Kritik Cerpen
Lampion Merah Milik Li Mei
Karya: Tati Y Adiwinata
Menurut saya cerpen karya Tati ini sungguh dipenuhi oleh makna cinta yang salah dan dalam. Ini memperlihatkan rasa cinta yang tak kenal batasan, dan menggebu-gebu tanpa melihat segi agama maupun norma. Mereka berawal dari hubungan sahabat, tetangga, dan melahirkan cinta yang salah dan tak layak ada.
Lampion merah milik Li Mei adalah judul yang tepat untuk kisah cinta Ahmad yang sangat dalam, tulus, terlalu memaksakan dan sungguh menggambarkan betapa menawannya Li Mei. Li Mei dan Ahmad adalah sahabat dan tetangga dekat, Rasa dekat itu terbawa hingga mereka dewasa. Permainan favorit berjalan dialtar yang berbeda selalu mereka resapi agar semoga itu menjadi nyata. Hubungan keluarga mereka juga sungguh harmonis.

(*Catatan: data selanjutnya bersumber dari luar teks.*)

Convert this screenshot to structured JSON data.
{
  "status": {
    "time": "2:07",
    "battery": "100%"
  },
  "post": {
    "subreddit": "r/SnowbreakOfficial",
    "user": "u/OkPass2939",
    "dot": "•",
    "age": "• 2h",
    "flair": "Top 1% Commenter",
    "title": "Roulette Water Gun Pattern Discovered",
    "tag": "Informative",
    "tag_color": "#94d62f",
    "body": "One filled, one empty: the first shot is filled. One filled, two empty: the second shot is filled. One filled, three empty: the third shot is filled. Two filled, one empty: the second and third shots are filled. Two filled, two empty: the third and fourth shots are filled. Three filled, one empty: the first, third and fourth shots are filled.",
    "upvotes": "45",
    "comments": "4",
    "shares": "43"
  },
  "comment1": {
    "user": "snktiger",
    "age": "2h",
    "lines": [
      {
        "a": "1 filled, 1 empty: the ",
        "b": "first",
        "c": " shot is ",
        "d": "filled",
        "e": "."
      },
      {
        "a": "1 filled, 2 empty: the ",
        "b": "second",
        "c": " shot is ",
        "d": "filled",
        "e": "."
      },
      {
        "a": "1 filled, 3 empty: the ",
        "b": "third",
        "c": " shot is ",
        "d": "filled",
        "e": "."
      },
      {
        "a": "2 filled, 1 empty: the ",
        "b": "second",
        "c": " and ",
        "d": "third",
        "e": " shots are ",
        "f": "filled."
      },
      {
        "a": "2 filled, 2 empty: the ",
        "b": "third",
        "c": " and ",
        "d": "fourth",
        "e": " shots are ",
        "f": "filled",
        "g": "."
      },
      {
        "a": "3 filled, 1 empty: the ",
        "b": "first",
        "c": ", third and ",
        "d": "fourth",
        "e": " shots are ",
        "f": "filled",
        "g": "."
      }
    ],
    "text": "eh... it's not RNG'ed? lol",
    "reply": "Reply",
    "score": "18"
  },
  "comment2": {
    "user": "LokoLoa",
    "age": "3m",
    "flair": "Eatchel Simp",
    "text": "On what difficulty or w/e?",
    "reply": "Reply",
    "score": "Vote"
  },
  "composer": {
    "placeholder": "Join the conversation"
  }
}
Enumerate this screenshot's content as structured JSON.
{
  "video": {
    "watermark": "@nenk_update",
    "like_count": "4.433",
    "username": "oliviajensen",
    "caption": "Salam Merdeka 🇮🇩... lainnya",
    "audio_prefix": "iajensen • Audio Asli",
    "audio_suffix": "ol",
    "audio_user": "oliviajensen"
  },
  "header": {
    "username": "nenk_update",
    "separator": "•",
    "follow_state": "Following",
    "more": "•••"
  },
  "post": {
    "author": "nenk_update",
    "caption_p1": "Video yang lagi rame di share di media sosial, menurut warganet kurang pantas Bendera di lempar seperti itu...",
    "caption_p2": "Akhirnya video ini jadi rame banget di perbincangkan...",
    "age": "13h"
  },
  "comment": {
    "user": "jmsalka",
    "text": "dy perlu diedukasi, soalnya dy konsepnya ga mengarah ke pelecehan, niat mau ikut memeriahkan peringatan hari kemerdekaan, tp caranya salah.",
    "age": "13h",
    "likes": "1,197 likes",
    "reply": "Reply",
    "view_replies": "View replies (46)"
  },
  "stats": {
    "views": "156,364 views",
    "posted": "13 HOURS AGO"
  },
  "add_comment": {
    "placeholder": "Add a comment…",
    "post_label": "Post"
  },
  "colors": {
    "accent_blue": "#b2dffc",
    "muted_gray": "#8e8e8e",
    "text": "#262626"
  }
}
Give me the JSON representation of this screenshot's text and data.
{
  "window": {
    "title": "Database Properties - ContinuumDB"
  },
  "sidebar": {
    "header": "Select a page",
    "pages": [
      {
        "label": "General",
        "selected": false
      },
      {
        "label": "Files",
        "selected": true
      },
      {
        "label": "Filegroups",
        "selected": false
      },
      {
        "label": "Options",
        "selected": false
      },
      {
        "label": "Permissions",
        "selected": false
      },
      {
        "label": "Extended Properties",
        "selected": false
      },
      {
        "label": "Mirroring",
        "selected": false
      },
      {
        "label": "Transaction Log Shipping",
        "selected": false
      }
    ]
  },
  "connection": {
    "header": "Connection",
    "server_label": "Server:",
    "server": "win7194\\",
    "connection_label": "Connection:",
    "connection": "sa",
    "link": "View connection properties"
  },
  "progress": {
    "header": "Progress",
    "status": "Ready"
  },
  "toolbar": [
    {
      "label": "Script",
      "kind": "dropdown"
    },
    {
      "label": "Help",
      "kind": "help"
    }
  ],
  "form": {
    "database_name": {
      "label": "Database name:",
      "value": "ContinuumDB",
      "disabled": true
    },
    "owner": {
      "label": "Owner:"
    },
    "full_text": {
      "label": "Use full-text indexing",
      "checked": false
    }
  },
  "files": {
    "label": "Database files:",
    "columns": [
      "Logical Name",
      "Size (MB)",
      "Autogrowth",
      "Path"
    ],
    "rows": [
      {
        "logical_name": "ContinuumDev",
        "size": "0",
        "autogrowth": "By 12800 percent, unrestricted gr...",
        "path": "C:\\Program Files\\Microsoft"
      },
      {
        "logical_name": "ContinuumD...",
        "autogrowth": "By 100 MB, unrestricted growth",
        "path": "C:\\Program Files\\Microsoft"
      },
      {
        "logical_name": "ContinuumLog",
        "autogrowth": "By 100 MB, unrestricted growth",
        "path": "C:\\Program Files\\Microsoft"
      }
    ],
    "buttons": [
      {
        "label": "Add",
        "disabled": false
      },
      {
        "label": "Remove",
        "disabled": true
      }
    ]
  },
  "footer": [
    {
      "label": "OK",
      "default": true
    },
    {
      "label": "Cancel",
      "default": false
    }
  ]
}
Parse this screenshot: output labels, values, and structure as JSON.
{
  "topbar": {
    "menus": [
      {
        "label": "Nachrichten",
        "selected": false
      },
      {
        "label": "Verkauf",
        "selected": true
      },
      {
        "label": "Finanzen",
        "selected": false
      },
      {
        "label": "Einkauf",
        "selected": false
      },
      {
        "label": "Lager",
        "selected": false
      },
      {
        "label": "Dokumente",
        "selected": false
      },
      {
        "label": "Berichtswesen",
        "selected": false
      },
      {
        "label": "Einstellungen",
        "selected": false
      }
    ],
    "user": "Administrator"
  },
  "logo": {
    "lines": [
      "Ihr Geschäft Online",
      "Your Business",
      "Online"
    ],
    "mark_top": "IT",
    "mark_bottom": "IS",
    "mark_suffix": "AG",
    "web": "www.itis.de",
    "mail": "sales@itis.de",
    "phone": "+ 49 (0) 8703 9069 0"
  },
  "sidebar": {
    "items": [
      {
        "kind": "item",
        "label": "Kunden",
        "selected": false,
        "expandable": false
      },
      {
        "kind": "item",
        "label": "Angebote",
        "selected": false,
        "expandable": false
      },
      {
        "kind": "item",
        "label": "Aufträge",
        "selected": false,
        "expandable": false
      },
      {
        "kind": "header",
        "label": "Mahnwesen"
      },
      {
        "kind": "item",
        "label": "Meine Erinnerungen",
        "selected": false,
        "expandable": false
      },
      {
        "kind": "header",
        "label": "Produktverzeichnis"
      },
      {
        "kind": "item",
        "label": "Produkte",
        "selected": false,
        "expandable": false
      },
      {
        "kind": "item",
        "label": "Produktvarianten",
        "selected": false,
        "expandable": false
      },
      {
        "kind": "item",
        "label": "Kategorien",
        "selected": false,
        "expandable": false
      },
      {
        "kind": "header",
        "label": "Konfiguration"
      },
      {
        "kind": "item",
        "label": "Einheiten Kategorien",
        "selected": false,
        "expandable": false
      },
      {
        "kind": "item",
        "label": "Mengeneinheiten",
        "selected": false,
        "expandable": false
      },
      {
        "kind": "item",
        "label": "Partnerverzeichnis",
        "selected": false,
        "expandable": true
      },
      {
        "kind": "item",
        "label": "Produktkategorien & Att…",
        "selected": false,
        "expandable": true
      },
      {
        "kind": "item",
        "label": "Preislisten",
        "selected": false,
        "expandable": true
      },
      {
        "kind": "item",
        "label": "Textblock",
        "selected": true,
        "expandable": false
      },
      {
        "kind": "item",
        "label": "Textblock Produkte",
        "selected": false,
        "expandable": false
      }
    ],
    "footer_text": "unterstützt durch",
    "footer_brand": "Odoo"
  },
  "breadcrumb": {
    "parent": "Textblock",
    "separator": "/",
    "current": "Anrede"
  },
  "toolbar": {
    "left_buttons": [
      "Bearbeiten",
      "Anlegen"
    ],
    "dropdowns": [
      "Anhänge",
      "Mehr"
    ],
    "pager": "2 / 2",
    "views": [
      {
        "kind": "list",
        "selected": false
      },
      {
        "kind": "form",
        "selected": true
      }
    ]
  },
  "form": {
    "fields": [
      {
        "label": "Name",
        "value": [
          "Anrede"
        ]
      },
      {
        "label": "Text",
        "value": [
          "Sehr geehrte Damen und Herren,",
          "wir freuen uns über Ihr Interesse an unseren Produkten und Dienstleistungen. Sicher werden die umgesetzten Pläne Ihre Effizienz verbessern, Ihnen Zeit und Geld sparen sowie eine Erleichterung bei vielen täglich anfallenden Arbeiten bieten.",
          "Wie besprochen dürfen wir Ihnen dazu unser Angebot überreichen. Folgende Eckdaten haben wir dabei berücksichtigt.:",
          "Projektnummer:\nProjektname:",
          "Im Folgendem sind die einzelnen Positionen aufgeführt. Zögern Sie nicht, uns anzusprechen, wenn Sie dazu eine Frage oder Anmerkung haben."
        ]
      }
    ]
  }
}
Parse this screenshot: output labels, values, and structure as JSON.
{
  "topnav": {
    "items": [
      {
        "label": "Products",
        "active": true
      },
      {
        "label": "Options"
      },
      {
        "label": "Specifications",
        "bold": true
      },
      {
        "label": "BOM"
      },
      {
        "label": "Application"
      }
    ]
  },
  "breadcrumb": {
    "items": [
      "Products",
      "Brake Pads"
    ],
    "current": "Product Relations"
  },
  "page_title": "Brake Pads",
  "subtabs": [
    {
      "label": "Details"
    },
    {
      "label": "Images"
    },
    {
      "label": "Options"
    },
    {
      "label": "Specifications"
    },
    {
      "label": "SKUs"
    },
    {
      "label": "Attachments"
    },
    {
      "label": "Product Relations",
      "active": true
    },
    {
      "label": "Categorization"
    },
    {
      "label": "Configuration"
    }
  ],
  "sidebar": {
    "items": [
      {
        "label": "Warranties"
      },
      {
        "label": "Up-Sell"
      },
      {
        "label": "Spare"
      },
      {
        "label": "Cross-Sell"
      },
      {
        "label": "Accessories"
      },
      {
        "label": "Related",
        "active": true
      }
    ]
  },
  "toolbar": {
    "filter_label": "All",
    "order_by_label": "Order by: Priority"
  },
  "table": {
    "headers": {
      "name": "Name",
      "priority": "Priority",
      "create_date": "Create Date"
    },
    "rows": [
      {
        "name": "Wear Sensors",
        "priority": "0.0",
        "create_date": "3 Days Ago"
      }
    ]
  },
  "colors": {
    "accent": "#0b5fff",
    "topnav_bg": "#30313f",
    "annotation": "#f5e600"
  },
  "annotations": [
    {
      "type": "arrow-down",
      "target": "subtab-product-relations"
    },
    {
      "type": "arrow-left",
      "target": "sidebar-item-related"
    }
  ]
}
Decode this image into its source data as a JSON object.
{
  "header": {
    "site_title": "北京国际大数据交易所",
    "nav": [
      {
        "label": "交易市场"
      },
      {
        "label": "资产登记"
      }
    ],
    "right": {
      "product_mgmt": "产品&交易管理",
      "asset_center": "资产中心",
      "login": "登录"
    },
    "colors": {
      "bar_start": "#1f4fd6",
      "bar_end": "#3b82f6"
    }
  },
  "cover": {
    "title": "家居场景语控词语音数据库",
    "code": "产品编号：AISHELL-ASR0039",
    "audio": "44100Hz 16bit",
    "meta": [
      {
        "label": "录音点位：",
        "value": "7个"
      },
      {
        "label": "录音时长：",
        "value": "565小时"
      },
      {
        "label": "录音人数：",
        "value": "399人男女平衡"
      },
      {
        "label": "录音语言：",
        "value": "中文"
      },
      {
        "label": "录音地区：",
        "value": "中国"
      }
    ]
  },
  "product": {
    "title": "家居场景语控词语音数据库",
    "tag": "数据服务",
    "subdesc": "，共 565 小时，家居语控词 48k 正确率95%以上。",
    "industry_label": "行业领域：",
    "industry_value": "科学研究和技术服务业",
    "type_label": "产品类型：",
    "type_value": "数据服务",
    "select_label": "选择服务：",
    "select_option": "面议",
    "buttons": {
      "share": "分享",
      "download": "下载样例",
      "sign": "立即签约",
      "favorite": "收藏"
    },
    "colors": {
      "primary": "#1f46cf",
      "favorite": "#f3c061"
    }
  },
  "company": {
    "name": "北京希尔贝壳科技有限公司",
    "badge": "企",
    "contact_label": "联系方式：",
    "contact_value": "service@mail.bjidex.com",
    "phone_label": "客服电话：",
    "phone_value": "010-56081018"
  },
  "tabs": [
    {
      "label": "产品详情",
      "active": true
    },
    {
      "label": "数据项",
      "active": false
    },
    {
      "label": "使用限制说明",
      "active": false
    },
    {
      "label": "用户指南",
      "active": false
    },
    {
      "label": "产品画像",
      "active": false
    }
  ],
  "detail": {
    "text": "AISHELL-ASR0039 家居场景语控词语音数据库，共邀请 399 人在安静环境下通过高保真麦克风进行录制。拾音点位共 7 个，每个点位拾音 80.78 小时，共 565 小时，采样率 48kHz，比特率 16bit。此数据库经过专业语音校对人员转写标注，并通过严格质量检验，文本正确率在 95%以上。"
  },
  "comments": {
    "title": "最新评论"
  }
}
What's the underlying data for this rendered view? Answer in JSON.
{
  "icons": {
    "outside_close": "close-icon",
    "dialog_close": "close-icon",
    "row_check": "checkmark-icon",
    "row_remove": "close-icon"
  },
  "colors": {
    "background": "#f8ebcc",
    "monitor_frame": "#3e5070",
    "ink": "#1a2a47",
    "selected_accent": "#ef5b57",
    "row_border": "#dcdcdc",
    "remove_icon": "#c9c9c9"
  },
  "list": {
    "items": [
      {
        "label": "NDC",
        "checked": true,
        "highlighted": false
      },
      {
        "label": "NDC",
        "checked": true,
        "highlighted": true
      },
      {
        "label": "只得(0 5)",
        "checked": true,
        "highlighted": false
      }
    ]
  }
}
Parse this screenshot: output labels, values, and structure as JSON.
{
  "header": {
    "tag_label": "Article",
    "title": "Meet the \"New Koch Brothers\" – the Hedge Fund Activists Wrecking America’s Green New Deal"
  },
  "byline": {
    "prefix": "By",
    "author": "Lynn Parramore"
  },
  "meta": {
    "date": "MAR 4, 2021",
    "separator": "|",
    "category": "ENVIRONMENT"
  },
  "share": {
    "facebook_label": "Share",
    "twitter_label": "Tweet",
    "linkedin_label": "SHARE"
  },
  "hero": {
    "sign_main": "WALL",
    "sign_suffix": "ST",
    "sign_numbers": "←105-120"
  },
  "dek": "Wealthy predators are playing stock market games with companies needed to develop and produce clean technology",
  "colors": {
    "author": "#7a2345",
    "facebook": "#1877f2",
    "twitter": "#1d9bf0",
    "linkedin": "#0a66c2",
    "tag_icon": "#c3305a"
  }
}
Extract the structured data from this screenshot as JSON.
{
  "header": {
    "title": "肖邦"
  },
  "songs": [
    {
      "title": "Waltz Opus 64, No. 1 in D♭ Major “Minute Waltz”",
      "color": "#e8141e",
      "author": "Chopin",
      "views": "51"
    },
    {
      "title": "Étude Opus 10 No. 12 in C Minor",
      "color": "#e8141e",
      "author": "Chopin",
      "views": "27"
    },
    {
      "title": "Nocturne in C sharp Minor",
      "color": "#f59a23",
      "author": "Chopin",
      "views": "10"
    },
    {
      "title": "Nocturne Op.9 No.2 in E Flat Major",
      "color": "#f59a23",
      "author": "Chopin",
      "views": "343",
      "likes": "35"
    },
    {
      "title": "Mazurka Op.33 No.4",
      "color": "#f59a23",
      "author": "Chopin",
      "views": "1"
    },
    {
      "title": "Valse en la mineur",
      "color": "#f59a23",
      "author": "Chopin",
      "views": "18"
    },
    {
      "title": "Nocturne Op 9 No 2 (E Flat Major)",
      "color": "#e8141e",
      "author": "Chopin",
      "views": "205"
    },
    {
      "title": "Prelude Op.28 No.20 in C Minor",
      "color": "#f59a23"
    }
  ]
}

Sampai beranjak dewasa, Perbedaan dan ketidakmungkinan itu semakin terlihat, Perihal agama, selalu menjadi sekat tebal yang sukar. Ahmad dan Li Mei selalu memaksakan Amin mereka sama ditengah perbedaan yang kentara. Mereka tetap memainkan permainan Favorit mereka. Didalam cerita milik Tati ini, konfliknya ialah ketika malam itu tiba, gudang busa milik ayah Li Mei menjadi saksi betapa Tuhan pun murka. Dan Wajar bila tetangga menyatakan hal salah dan kasar, karena Ahmad, bahkan tidak punya nyali untuk menjaga Li Mei, mempertahankan kehormatan nya saja dia gagal.
Ahmad pergi. Hubungan mereka usai, Wajar itu berakhir. Karena awal yang mereka jalani itu salah. Dalam cerita milik Tati, akhirnya ialah Li Mei yang berbahagia dengan sosok baru dan anaknya, anak berwajah duplikat Ahmad, yang menjadi Pertanyaan Ahmad sendiri ketika sudah 5 tahun kejadian itu terjadi.
Sungguh cerpen yang menarik. Pembaca diajarkan untuk merasakan kisah ketulusan cinta yang salah jika tak mengenal batasan. Diksi yang dipilih penulis sungguh membuat pembaca bisa hanyut ikut kedalamnya. Penggambaran tokoh pun sangat bagus. Namun, dalam cerpen karya Tati sendiri ini pun memiliki akhir yang kurang memuaskan dan menggantung. Cerita ini tidak layak untuk dibaca anak dibawah umur. Terlebih dari itu, menurut saya cerpen milik Tati ini pun sulit untuk ditebak, membuat kisah ini menarik.
Cerita ini pertu diakui, berhasil membuat kisah yang imajinatif yang seakan nyata dan bertumpu pada kalimat yang bernada puitis. Dengan demikian, cerpen karya Tati ini membawa kita pada pemahaman cinta yang tulus namun salah, Penulis yakni Tati sendiri mungkin menginginkan akhir dari menemukan mereka yang harus berakhir, untuk bahagia yang lebih layak dan berhak ada dengan lama. Bukan Sementara.